In February 2018 Sweden took the initiative to propose an intergovernmental agreement in the Economic and Finance Council of the EU aimed at international regulation of Bitcoin and other cryptocurrencies under the auspices of the UN and the World Bank.
Neutral Political Environment
5.0 points
Swedish regulators are quite restrained about cryptocurrencies and the blockchain technology. On the one hand, they are afraid of excessive regulation of the sector, and on the other hand, they are aware of the risks and threats that cryptocurrencies carry. In Sweden, the introduction of the nation's own cryptocurrency is quite seriously discussed due to the specific unpopularity of cash among Swedish residents.

The Swedish authorities are outspoken supporters of international regulation in the field of cryptocurrency under the auspices of the UN, including the rejection of national norms and practices in favor of future international standards, as evidenced by the proposal of Sweden in the Economic and Financial Affairs Council of the European Union.

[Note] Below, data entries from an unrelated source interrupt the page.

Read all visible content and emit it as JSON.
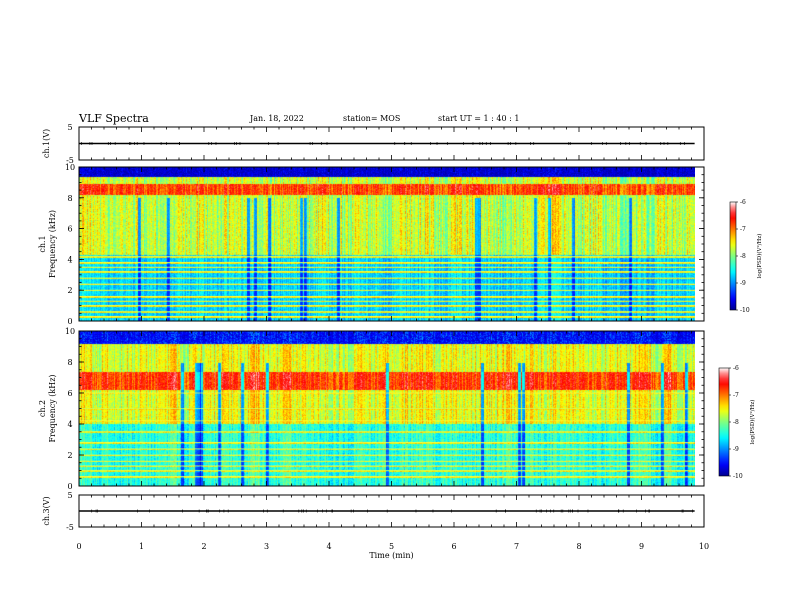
{
  "header": {
    "title": "VLF Spectra",
    "date": "Jan. 18, 2022",
    "station": "station= MOS",
    "start_ut": "start UT =  1 : 40 : 1"
  },
  "chart_data": [
    {
      "type": "line",
      "panel": "ch1-waveform",
      "ylabel": "ch.1(V)",
      "ylim": [
        -5,
        5
      ],
      "yticks": [
        "5",
        "-5"
      ],
      "xlim": [
        0,
        10
      ],
      "series": [
        {
          "values": [
            0,
            0
          ]
        }
      ]
    },
    {
      "type": "heatmap",
      "panel": "ch1-spectrogram",
      "ylabel": "ch.1\nFrequency (kHz)",
      "ylim": [
        0,
        10
      ],
      "yticks": [
        "0",
        "2",
        "4",
        "6",
        "8",
        "10"
      ],
      "xlim": [
        0,
        10
      ],
      "x_end": 9.85,
      "colorbar": {
        "label": "log(PSD)(V²/Hz)",
        "range": [
          -10,
          -6
        ],
        "ticks": [
          "-6",
          "-7",
          "-8",
          "-9",
          "-10"
        ]
      },
      "band_freqs_khz": [
        0.3,
        0.6,
        1.0,
        1.3,
        1.6,
        2.0,
        2.4,
        2.8,
        3.2,
        3.5,
        3.8,
        4.2
      ],
      "intense_band_khz": [
        8.2,
        8.9
      ]
    },
    {
      "type": "heatmap",
      "panel": "ch2-spectrogram",
      "ylabel": "ch.2\nFrequency (kHz)",
      "ylim": [
        0,
        10
      ],
      "yticks": [
        "0",
        "2",
        "4",
        "6",
        "8",
        "10"
      ],
      "xlim": [
        0,
        10
      ],
      "x_end": 9.85,
      "colorbar": {
        "label": "log(PSD)(V²/Hz)",
        "range": [
          -10,
          -6
        ],
        "ticks": [
          "-6",
          "-7",
          "-8",
          "-9",
          "-10"
        ]
      },
      "band_freqs_khz": [
        0.6,
        1.0,
        1.3,
        1.6,
        2.0,
        2.4,
        2.8,
        3.5,
        4.2,
        5.0,
        6.0
      ],
      "intense_band_khz": [
        6.2,
        7.4
      ]
    },
    {
      "type": "line",
      "panel": "ch3-waveform",
      "ylabel": "ch.3(V)",
      "ylim": [
        -5,
        5
      ],
      "yticks": [
        "5",
        "-5"
      ],
      "xlim": [
        0,
        10
      ],
      "series": [
        {
          "values": [
            0,
            0
          ]
        }
      ]
    }
  ],
  "xaxis": {
    "label": "Time (min)",
    "ticks": [
      "0",
      "1",
      "2",
      "3",
      "4",
      "5",
      "6",
      "7",
      "8",
      "9",
      "10"
    ]
  },
  "palette": {
    "jet": [
      "#00008f",
      "#0000ff",
      "#0080ff",
      "#00ffff",
      "#80ff80",
      "#ffff00",
      "#ff8000",
      "#ff0000",
      "#ff8080",
      "#ffffff"
    ],
    "line": "#000000"
  }
}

Rather Enabling Legal Environment
6.24 points
Regulatory Convergence
Sweden is missing comprehensive legislation specifically designed to regulate the blockchain and cryptocurrencies. Individual reports, statements and preliminary judgments are formulated by a number of agencies, including the Riksbank, the Financial Supervisory Authority (FSA, Finansinspektionen) and the Swedish Tax Agency (Skatteverket), but these explanations are not exhaustive. At the same time, at the moment, the legal positions of the agencies do not cause serious contradictions.

Definiteness of Legal Regulation
Sweden does not have any specific regulation that deals with cryptocurrencies. A number of agencies have issued statements, reports, and preliminary judgements on how they interpret cryptocurrencies and how such currencies relate to Swedish law. The Riksbank and FSA do not define the cryptocurrency as a currency. The Swedish Financial Supervisory Authority (Finansinspektionen) only stated that Bitcoin is subject to its regulation, since cryptocurrency trading is categorized as "other financial activity" (annan finansiell verksamhet), which is actually equivalent to the status of a means of payment. Currently there are no specific regulations governing ICOs in Sweden, as it goes beyond the existing laws.

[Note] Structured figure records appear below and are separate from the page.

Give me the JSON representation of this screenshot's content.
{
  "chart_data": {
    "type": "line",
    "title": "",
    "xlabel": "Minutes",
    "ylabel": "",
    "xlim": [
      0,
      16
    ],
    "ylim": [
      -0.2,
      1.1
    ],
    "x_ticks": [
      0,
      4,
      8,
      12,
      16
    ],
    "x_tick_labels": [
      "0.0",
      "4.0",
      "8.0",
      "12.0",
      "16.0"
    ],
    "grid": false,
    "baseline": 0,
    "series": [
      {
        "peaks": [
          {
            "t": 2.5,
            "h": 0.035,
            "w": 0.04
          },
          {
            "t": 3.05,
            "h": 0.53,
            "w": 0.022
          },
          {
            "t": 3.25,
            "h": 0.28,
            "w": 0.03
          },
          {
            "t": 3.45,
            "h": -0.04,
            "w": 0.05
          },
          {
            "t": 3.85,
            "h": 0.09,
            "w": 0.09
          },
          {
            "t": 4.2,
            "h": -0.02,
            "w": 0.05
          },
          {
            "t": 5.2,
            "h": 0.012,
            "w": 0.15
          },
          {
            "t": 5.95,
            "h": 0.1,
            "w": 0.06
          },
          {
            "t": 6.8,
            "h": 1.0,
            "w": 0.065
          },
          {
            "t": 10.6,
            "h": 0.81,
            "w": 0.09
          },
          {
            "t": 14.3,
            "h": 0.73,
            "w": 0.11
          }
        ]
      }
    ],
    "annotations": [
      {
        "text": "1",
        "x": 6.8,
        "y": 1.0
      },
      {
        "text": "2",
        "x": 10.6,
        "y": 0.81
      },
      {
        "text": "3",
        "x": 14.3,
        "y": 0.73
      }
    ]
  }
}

Stability of Legal Regulation
The government is not keen to regulate the crypto sphere. Such organizations as the Riksbank, the Ministry of Finance, and the FSA note high risks for investors in the field of cryptocurrency, primarily because of the high volatility, secondly, because of the lack of guarantees from state bodies. However, the prospects of developing special legislation are not yet visible – representatives of state agencies refrain from making any declarations about their intention to regulate. The Government of Sweden is strongly in favor of international regulation of bitcoin and other cryptocurrencies.

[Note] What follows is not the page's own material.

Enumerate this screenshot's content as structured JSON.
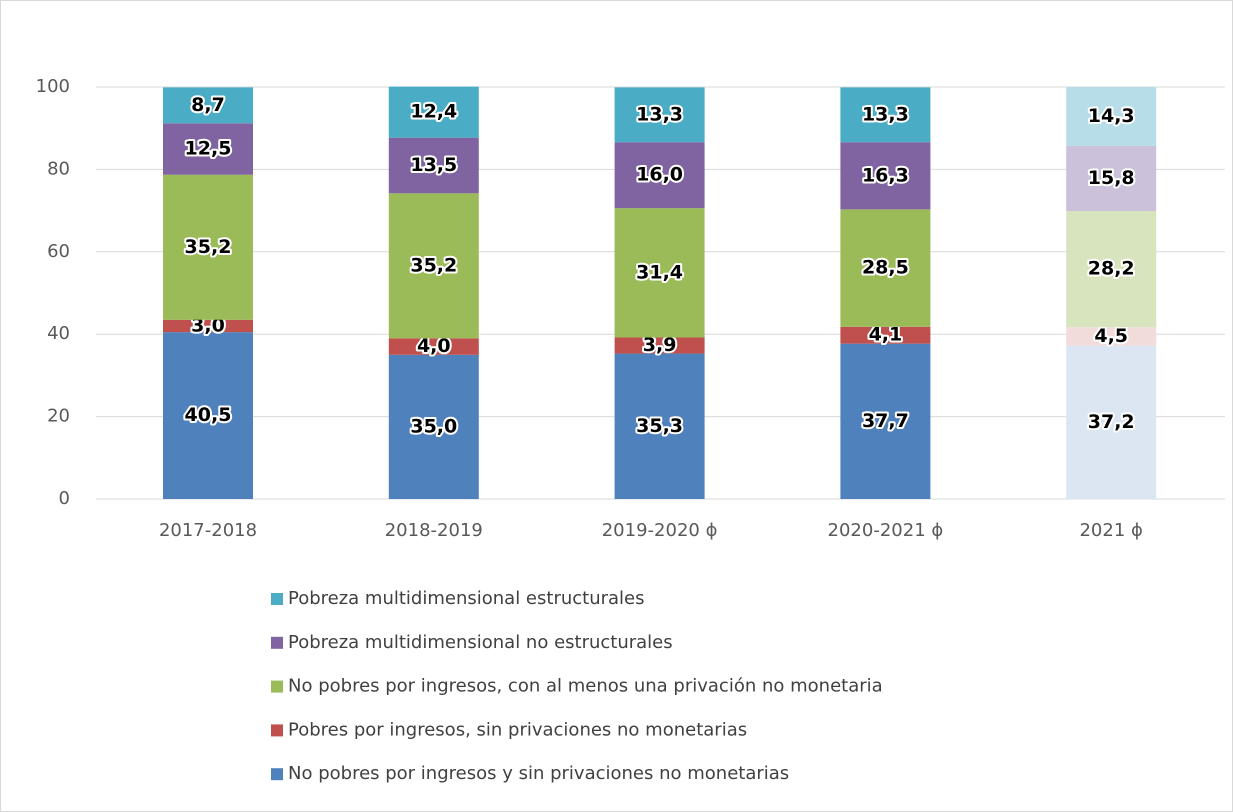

Adequacy of Legal Regulation
In general, the government is not keen to impose strict regulation on the cryptocurrency sector, believing that excessive regulation can only do harm. On the one hand, such a position creates some uncertainties in regulation, and on the other hand, it allows regulators to comply with market requirements for regulation. The blockchain technology sector also enjoys a rather favorable environment and will likely be further regulated within the framework of the European Blockchain Partnership. The blockchain is used at the official level (by the government organization Lantmateriet) and is not subject to criticism from the authorities.
Situation with the Rule of Law
Sweden has high indicators of the rule of law, ranking 4h in the world among 113 countries. The conditions of the legal regulation of blockchain and cryptocurrencies are neutral, and since the values of the sub-criterion of the rule of law are high (0.86), the amount of the difference between weighted (multiplied by Rule of Law Index score) and unweighted assessments are not significant.
Enabling Infrastructure Environment
9.55 points
Sweden ranks 5th in the UN Global E-Government Development Index. Sweden also has high business environment development indicators ranking 10th in the world.